Adult adoptions are a beautiful choice to affirm the relationship of parent and child. Sometimes adult adoptions are stepparent or grandparent adoptions. Other times, the adoptive parent(s) are not related by blood. None of the typical requirements such as a home study or waiting period apply in adult adoptions. The primary condition for an adult adoption is consent by the parties. Sometimes adult siblings are adopted together on the same “Gotcha” day!
The first question many people ask is whether the biological parent whose rights are being terminated must be served, or provided formal notice of the proceeding. Tennessee attorneys handle this differently. Some attorneys have taken the position that the parent whose rights will be terminated should be notified of the Petition because such a fundamental relationship is impacted. There are also significant implications for inheritance and decision-making for next-of-kin.
Other lawyers take the position that since there is no defense to termination of parental rights in an adult adoption, notifying the individual whose rights will be terminated is not necessary. Even if they receive notice, they have no right to a hearing to contest the adoption.

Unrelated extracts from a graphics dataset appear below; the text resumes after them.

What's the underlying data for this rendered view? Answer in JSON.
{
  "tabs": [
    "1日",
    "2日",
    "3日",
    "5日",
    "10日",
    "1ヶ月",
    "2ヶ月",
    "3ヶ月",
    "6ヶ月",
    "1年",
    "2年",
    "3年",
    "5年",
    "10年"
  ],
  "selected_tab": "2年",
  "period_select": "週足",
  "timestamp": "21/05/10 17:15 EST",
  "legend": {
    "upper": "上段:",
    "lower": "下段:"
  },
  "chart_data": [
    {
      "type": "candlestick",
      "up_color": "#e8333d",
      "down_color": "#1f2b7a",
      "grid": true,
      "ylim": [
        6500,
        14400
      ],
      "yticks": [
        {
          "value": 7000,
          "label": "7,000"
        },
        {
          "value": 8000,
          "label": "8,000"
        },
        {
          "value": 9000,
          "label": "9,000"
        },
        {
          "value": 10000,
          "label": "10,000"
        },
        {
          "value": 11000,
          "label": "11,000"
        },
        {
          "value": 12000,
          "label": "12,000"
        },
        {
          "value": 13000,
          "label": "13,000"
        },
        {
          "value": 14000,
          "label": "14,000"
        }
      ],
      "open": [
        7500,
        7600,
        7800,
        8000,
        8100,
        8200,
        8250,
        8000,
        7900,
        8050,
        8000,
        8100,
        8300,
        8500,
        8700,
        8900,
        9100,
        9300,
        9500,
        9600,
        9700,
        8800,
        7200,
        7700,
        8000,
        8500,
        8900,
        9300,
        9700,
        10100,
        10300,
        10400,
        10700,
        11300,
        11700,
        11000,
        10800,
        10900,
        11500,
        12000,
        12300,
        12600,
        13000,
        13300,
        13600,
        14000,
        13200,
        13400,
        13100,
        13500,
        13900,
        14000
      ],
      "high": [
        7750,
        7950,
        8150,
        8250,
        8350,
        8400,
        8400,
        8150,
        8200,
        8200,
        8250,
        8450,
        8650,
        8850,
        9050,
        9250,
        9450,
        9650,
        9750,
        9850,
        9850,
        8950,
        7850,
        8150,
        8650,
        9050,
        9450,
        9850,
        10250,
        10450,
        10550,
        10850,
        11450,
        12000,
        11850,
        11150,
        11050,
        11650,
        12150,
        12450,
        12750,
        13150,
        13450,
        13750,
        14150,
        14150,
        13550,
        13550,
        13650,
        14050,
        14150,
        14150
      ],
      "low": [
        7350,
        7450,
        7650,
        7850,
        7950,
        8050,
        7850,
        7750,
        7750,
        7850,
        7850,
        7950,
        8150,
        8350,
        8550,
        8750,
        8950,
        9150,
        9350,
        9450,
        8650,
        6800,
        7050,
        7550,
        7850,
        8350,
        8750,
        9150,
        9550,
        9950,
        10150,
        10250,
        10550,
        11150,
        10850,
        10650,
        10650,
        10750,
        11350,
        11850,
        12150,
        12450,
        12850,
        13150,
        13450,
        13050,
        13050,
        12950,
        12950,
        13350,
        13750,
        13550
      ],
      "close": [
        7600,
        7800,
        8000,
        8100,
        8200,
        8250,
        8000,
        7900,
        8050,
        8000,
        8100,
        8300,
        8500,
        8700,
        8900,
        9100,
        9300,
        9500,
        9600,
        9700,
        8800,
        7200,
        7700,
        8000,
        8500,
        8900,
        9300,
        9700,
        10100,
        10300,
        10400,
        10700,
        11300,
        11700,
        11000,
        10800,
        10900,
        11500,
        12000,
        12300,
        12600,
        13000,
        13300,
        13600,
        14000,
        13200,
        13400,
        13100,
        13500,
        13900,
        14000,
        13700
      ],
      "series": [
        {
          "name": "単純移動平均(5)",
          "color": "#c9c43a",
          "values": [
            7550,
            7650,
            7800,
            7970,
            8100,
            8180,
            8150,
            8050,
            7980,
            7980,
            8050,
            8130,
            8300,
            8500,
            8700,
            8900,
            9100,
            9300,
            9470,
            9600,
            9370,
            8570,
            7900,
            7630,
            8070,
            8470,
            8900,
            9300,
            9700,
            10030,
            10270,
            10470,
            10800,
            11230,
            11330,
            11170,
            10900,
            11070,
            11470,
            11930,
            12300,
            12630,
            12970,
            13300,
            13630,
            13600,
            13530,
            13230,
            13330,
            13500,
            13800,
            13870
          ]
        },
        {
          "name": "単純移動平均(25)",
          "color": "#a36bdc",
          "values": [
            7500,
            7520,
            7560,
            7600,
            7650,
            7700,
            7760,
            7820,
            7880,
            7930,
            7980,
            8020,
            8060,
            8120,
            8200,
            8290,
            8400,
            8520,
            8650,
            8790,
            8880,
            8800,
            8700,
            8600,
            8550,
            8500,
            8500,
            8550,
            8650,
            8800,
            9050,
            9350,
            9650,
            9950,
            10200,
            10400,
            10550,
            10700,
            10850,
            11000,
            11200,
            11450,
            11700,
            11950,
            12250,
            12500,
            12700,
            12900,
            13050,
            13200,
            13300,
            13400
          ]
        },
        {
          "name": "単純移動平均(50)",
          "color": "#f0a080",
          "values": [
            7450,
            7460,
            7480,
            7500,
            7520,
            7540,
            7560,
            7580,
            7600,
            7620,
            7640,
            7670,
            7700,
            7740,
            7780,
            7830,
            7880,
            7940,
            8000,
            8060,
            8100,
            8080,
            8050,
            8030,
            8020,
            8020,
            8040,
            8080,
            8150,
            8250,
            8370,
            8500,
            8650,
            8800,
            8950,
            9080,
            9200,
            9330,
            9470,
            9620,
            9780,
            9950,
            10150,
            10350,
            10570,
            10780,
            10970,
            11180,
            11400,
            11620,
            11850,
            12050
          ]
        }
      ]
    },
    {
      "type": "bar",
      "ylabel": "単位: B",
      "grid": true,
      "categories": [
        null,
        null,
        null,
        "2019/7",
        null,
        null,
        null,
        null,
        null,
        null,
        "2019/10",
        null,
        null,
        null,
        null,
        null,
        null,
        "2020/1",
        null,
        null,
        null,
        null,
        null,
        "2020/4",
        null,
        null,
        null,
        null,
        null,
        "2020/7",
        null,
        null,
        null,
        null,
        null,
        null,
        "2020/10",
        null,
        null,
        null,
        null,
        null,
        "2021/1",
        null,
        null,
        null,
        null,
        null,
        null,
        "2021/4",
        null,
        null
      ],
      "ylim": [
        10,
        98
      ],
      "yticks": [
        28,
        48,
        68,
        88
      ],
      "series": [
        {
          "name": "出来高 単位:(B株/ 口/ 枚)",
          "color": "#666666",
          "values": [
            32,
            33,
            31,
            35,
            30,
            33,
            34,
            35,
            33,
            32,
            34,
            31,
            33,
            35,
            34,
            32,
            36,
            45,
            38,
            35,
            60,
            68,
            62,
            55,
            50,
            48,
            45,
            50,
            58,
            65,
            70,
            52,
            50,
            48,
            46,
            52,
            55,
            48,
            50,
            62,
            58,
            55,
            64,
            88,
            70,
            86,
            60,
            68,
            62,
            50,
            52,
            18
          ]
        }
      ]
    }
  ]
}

At the Adoption Law Center, your attorney will discuss your history with the individuals involved. We will explain your options so that you can make the best decision for you and your family. We typically encourage Petitioners to notify the parent whose parental rights will be terminated.
For adoptions of individuals 21 years and younger, inheritance laws apply the same to an adult adoptee as a birth child. However, if the adoptee is over 21 at the time of the adoption, the parents must specifically identify him or her by name in their will if they want the adoptee to be a beneficiary of their estate. Sometimes families are reluctant to discuss this, but it is an important part of protecting the people you love the most.
Typically, the only court appearance is the final hearing. This day is special, and usually involves some tears of joy and relief as the relationship of parent and child is finally acknowledged under the law after what is often many years of love and commitment. The simplicity of the process also allows adult adoptions to be relatively inexpensive.
A request for a name change can also be included in the Petition. As with all adoptions, the court orders the State in which the adult adoptee was born to issue a new birth certificate that reflects the parental relationships established in the adoption decree and any name change.